Is there some flaw with this idea ... some reason why it's stupid?
that's a cool theme, that doesn't have that much literature, that was done on it before. So this is pretty much a brainstorming post, rather than an answer to all your problems ;)
So every TSP can be expressed as a graph, that looks possibly like this one: (taken it from the german Wikipedia)
Now you can run a graph algorithm on it. MapReduce can be used for graph processing quite well, although it has much overhead.
You need a paradigm that is called "Message Passing". It was described in this paper here: Paper.
And I blog'd about it in terms of graph exploration, it tells quite simple how it works.
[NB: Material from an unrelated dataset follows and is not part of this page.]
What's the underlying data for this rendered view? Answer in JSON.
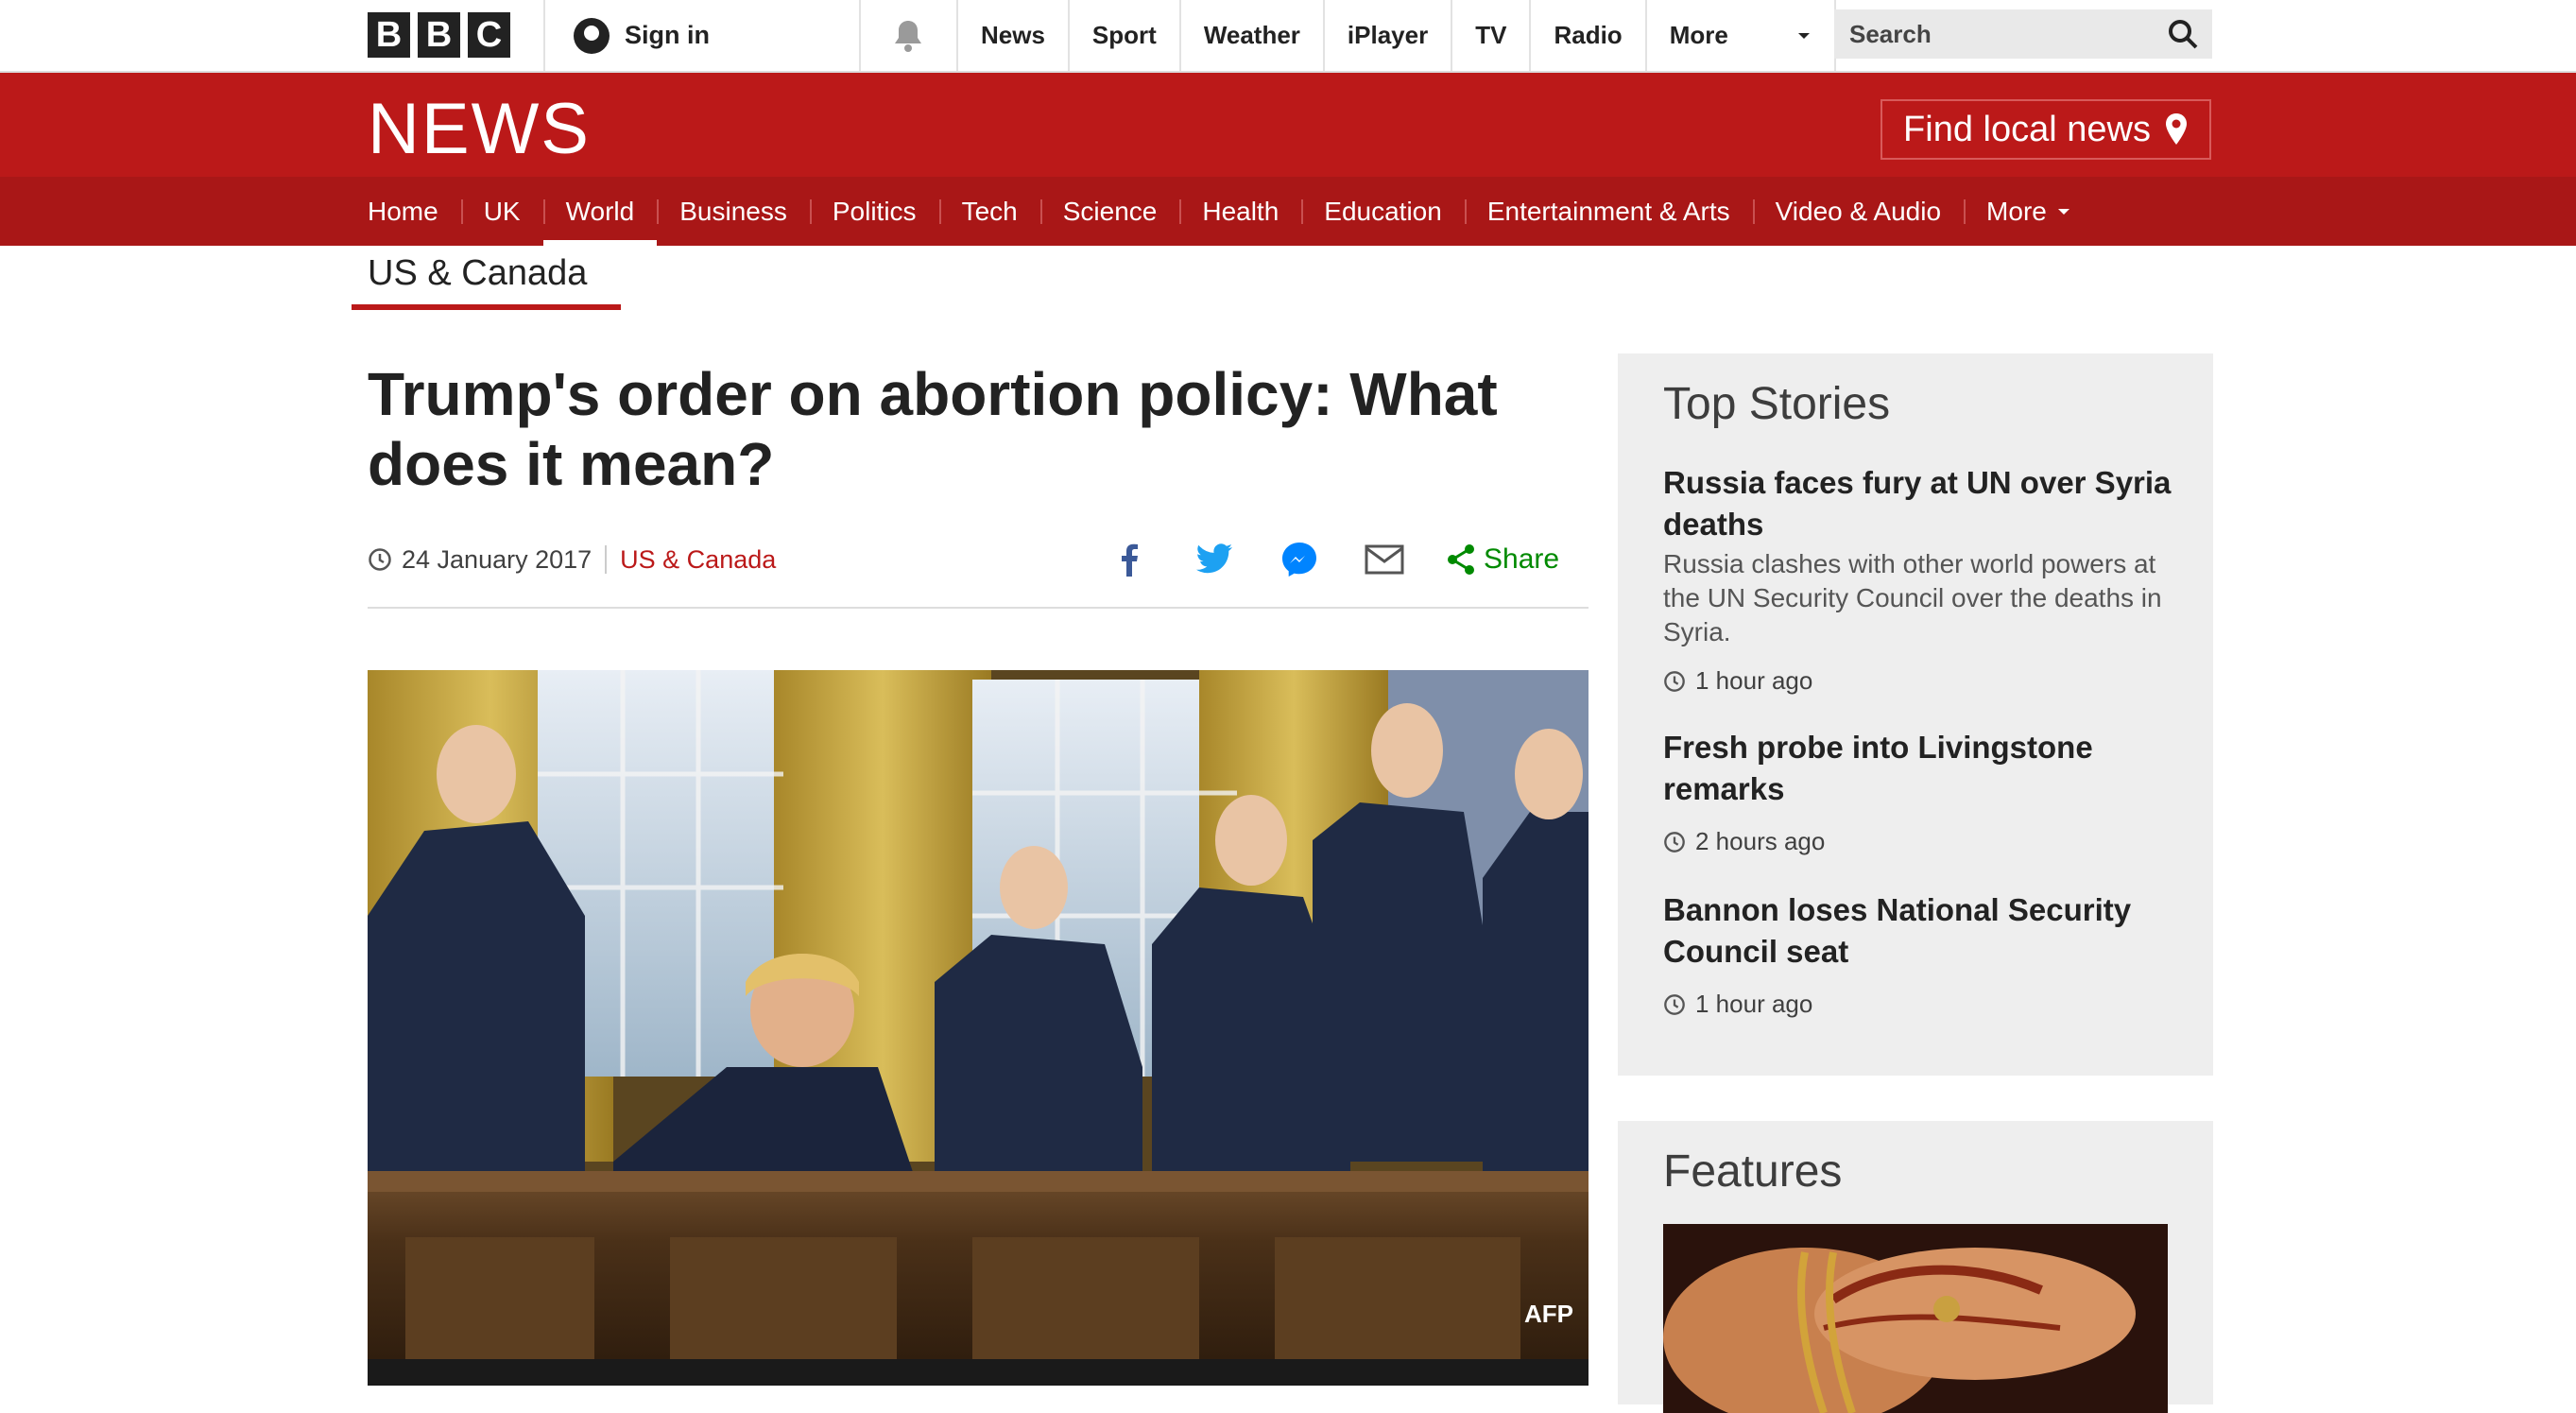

My Blogpost
This is the way how you can tell the mapper what is the current minimum result (maybe just for the vertex itself).
With all the knowledge in the back of the mind, it should be pretty standard to think of a branch and bound algorithm (that you described) to get to the goal. Like having a random start vertex and branching to every adjacent vertex. This causes a message to be send to each of this adjacents with the cost it can be reached from the start vertex (Map Step). The vertex itself only updates its cost if it is lower than the currently stored cost (Reduce Step). Initially this should be set to infinity.
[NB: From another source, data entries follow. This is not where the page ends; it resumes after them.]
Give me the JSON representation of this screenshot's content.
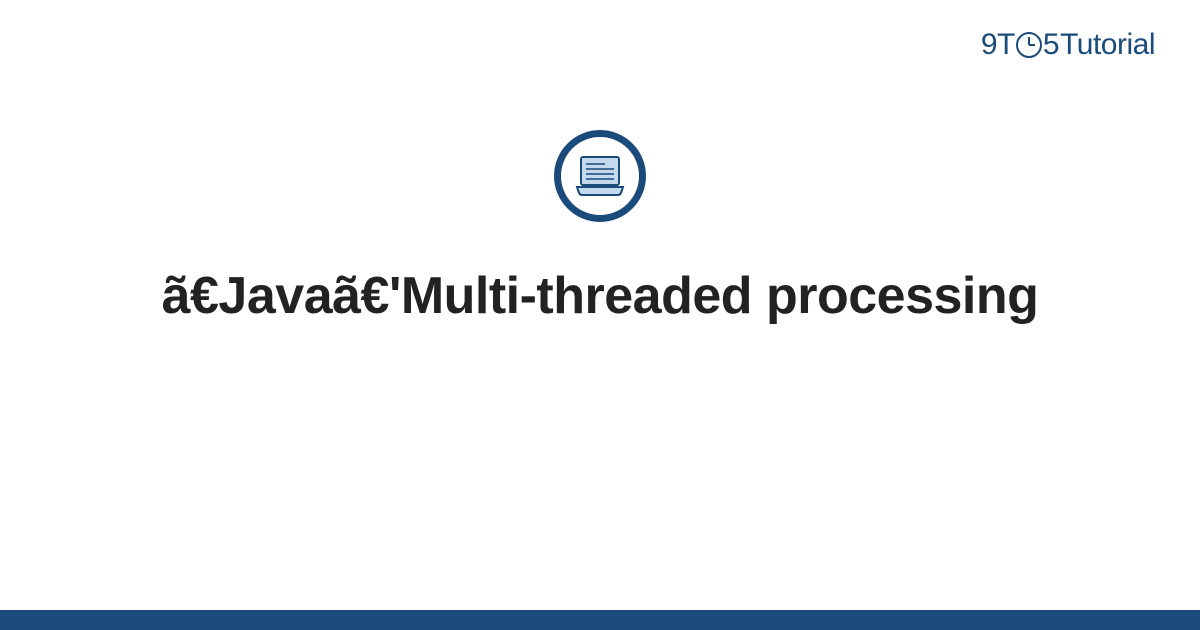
{
  "logo": {
    "prefix": "9T",
    "suffix": "5",
    "word": "Tutorial"
  },
  "title": "ã€Javaã€'Multi-threaded processing",
  "colors": {
    "brand": "#1a4b7a",
    "text": "#222222",
    "icon_fill": "#c5d9ee"
  }
}
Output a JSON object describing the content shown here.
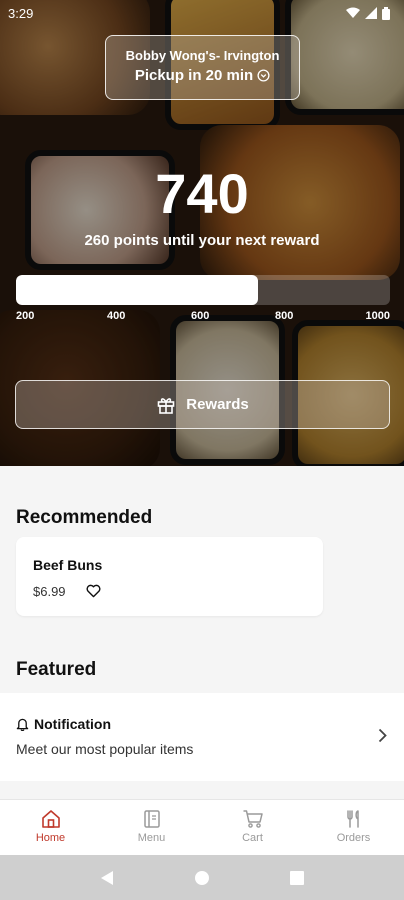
{
  "status_bar": {
    "time": "3:29"
  },
  "pickup": {
    "store": "Bobby Wong's- Irvington",
    "time": "Pickup in 20 min"
  },
  "rewards": {
    "points": "740",
    "subtitle": "260 points until your next reward",
    "progress_fraction": 0.648,
    "ticks": [
      "200",
      "400",
      "600",
      "800",
      "1000"
    ],
    "button_label": "Rewards"
  },
  "recommended": {
    "title": "Recommended",
    "items": [
      {
        "name": "Beef Buns",
        "price": "$6.99"
      }
    ]
  },
  "featured": {
    "title": "Featured",
    "notification": {
      "title": "Notification",
      "subtitle": "Meet our most popular items"
    }
  },
  "bottom_nav": {
    "items": [
      {
        "label": "Home",
        "icon": "home-icon",
        "active": true
      },
      {
        "label": "Menu",
        "icon": "menu-icon",
        "active": false
      },
      {
        "label": "Cart",
        "icon": "cart-icon",
        "active": false
      },
      {
        "label": "Orders",
        "icon": "orders-icon",
        "active": false
      }
    ]
  },
  "colors": {
    "accent": "#c0392b",
    "inactive": "#9a9a9a",
    "background": "#f5f5f5"
  }
}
You're doing this over and over again until you've reached the start vertex again (obviously after you visited every other one). So you have to somehow keep track of the currently best way to reach a vertex, this can be stored in the vertex itself, too. And every now and then you have to bound this branching and cut off branches that are too costly, this can be done in the reduce step after reading the messages.
Basically this is just a mix of graph algorithms in MapReduce and a kind of shortest paths.
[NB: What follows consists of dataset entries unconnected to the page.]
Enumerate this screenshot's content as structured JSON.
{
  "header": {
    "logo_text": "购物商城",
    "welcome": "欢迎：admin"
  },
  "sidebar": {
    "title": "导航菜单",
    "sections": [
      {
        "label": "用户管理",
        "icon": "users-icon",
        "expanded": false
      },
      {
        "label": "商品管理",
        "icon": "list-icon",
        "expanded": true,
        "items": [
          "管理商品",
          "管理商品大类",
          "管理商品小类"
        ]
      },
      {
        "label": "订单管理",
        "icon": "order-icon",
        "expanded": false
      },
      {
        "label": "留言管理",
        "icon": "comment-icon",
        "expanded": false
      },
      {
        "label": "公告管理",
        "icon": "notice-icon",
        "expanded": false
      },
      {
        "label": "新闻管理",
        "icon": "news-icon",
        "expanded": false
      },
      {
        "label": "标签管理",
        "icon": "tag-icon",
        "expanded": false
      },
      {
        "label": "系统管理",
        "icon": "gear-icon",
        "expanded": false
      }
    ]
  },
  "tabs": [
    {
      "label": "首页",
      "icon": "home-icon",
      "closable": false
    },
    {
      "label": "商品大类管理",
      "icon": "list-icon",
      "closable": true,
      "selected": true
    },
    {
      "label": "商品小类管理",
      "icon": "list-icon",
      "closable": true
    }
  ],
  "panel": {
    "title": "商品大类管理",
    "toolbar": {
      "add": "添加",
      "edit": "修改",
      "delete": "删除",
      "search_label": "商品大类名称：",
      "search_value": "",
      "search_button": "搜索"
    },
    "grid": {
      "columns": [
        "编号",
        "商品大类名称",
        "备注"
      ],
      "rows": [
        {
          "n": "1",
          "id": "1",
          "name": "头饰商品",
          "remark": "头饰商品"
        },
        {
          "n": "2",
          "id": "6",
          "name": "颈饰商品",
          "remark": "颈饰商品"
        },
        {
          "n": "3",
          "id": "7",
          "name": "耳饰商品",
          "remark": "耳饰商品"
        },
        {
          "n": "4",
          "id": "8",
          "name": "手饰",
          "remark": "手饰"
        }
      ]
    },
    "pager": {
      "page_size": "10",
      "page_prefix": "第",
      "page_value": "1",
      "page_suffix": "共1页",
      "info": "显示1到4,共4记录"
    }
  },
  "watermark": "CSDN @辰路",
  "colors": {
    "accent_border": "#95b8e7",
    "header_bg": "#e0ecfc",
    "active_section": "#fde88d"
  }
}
Note that this won't yield to the optimal way between the nodes, it is still a heuristic thing. And you're just parallizing the NP-hard problem.
BUT a little self-advertising again, maybe you've read it already in the blog post I've linked, there exists an abstraction to MapReduce, that has way less overhead in this kind of graph processing. It is called BSP (Bulk synchonous parallel). It is more freely in the communication and it's computing model. So I'm sure that this can be a lot better implemented with BSP than MapReduce. You can realize these channels you've spoken about better with it.
I'm currently involved in an Summer of Code project which targets these SSSP problems with BSP. Maybe you want to visit if you're interested. This could then be a part solution, it is described very well in my blog, too. SSSP's in my blog
I'm excited to hear some feedback ;)
It seems that Storm implements what I was thinking of. It's essentially a computational topology (think of how each compute node might be routing results based on a key/hashing function to the specific reducers).
This is not exactly what I described, but might be useful if one had a sufficiently low-latency way to propagate current bounding (i.e. local optimum information) which each node in the topology could update/receive in order to know which results to discard.